Hari-hari ku jalani dengan berusaha mengenali seluk beluk desa nelayan dan sekitarnya. Aku suka melihat ibu-ibu menjemur ikan di depan halaman rumah mereka. Walaupun bau amis sangat menusuk hidung tapi aku menikmati setiap kebersamaanku dengan mereka. Aku merasa sudah sangat akrab dengan mereka. Begitu aku memeriksa kesehatan mereka, mereka terlihat sangat senang dan berterima kasih sekali.
Ini ku lakukan sebagai langkah awal untuk mengetahui tingkat kesehatan warga yang profesi utamanya adalah nelayan. Hasilnya kesehatan mereka cukup baik, masalah terbesar yang mereka hadapi adalah tidak bisa hidup bersih karena belum ada sarana MCK yang memadai. Tidak semua rumah memiliki WC sehingga banyak dari mereka yang memanfaatkan WC umum. Anak-anak juga kebanyakan kekurangan gizi karena mereka tidak makan lauk-pauk yang beragam. Tapi sejauh ini tidak ada yang perlu dikhawatirkan.
Tidak jarang warga datang mengunjungiku dan membawakanku kelapa muda atau ikan yang sudah dimasak. Mereka juga memperlakukanku dengan sangat baik. Hal yang paling membuat ku senang adalah Rosa. Kini bocah kecil itu tidak lagi takut pada ku. Walau masih malu-malu dia sudah mulai mau berbicara dan bercerita pada ku. Aku juga sudah memeriksa kakinya. Bekas amputasi kakinya sudah mengering tapi lapisan kulitnya belum bereinkarnasi secara sempurna. Kira-kira beberapa bulan lagi dia sudah bisa memakai kaki palsu agar bisa berjalan dengan lebih baik. Namun aku yakin, orang tuanya tidak akan sanggup membeli kaki palsu yang harganya cukup mahal itu.

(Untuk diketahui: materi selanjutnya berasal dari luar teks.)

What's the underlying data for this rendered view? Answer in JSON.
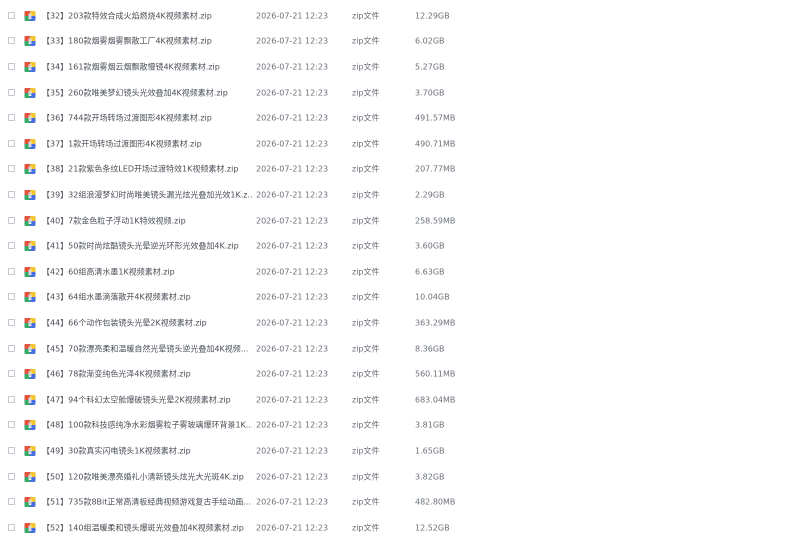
{
  "files": [
    {
      "name": "【32】203款特效合成火焰燃烧4K视频素材.zip",
      "date": "2026-07-21 12:23",
      "type": "zip文件",
      "size": "12.29GB"
    },
    {
      "name": "【33】180款烟雾烟雾飘散工厂4K视频素材.zip",
      "date": "2026-07-21 12:23",
      "type": "zip文件",
      "size": "6.02GB"
    },
    {
      "name": "【34】161款烟雾烟云烟飘散慢镜4K视频素材.zip",
      "date": "2026-07-21 12:23",
      "type": "zip文件",
      "size": "5.27GB"
    },
    {
      "name": "【35】260款唯美梦幻镜头光效叠加4K视频素材.zip",
      "date": "2026-07-21 12:23",
      "type": "zip文件",
      "size": "3.70GB"
    },
    {
      "name": "【36】744款开场转场过渡图形4K视频素材.zip",
      "date": "2026-07-21 12:23",
      "type": "zip文件",
      "size": "491.57MB"
    },
    {
      "name": "【37】1款开场转场过渡图形4K视频素材.zip",
      "date": "2026-07-21 12:23",
      "type": "zip文件",
      "size": "490.71MB"
    },
    {
      "name": "【38】21款紫色条纹LED开场过渡特效1K视频素材.zip",
      "date": "2026-07-21 12:23",
      "type": "zip文件",
      "size": "207.77MB"
    },
    {
      "name": "【39】32组浪漫梦幻时尚唯美镜头漏光炫光叠加光效1K.z...",
      "date": "2026-07-21 12:23",
      "type": "zip文件",
      "size": "2.29GB"
    },
    {
      "name": "【40】7款金色粒子浮动1K特效视频.zip",
      "date": "2026-07-21 12:23",
      "type": "zip文件",
      "size": "258.59MB"
    },
    {
      "name": "【41】50款时尚炫酷镜头光晕逆光环形光效叠加4K.zip",
      "date": "2026-07-21 12:23",
      "type": "zip文件",
      "size": "3.60GB"
    },
    {
      "name": "【42】60组高清水墨1K视频素材.zip",
      "date": "2026-07-21 12:23",
      "type": "zip文件",
      "size": "6.63GB"
    },
    {
      "name": "【43】64组水墨滴落散开4K视频素材.zip",
      "date": "2026-07-21 12:23",
      "type": "zip文件",
      "size": "10.04GB"
    },
    {
      "name": "【44】66个动作包装镜头光晕2K视频素材.zip",
      "date": "2026-07-21 12:23",
      "type": "zip文件",
      "size": "363.29MB"
    },
    {
      "name": "【45】70款漂亮柔和温暖自然光晕镜头逆光叠加4K视频...",
      "date": "2026-07-21 12:23",
      "type": "zip文件",
      "size": "8.36GB"
    },
    {
      "name": "【46】78款渐变纯色光泽4K视频素材.zip",
      "date": "2026-07-21 12:23",
      "type": "zip文件",
      "size": "560.11MB"
    },
    {
      "name": "【47】94个科幻太空舱爆破镜头光晕2K视频素材.zip",
      "date": "2026-07-21 12:23",
      "type": "zip文件",
      "size": "683.04MB"
    },
    {
      "name": "【48】100款科技感纯净水彩烟雾粒子雾玻璃爆环背景1K...",
      "date": "2026-07-21 12:23",
      "type": "zip文件",
      "size": "3.81GB"
    },
    {
      "name": "【49】30款真实闪电镜头1K视频素材.zip",
      "date": "2026-07-21 12:23",
      "type": "zip文件",
      "size": "1.65GB"
    },
    {
      "name": "【50】120款唯美漂亮婚礼小清新镜头炫光大光斑4K.zip",
      "date": "2026-07-21 12:23",
      "type": "zip文件",
      "size": "3.82GB"
    },
    {
      "name": "【51】735款8Bit正常高清板经典视频游戏复古手绘动画...",
      "date": "2026-07-21 12:23",
      "type": "zip文件",
      "size": "482.80MB"
    },
    {
      "name": "【52】140组温暖柔和镜头爆斑光效叠加4K视频素材.zip",
      "date": "2026-07-21 12:23",
      "type": "zip文件",
      "size": "12.52GB"
    }
  ],
  "icon": "zip-archive-icon"
}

“Ibu doktel, Oca dulu pandai menali lho,” cerita Rosa dengan lidahnya yang cadal saat kami sedang berada di tepi pantai sore itu.
“Oya? Nari apa?” tanyaku antusias.
“Tali piling. Oca dulu sering disuruh nali sama gulu,” lanjutnya lagi.
“Pintar…” aku memuji sambil membelai kepalanya.
“Tapi sekalang udah nggak bisa lagi ibu doktel,” raut mukanya langsung berubah menjadi sedih.
“Rosa kan masih bisa menggerakkan tangan?” hiburku dan dia mengangguk pelan.
“Kan dengan menggerakkan tangan saja masih bisa menari, tari indang kan duduk sayang, yang digerakkan cuma tangan kan?” hiburku.
Dia terlihat berfikir sejenak. Ku lihat matanya mulai berbinar menutupi rasa sedih yang tadi menyerangnya.
“Oo iya bu doktel, Oca masih bisa tali indang,” dia tersenyum lebar.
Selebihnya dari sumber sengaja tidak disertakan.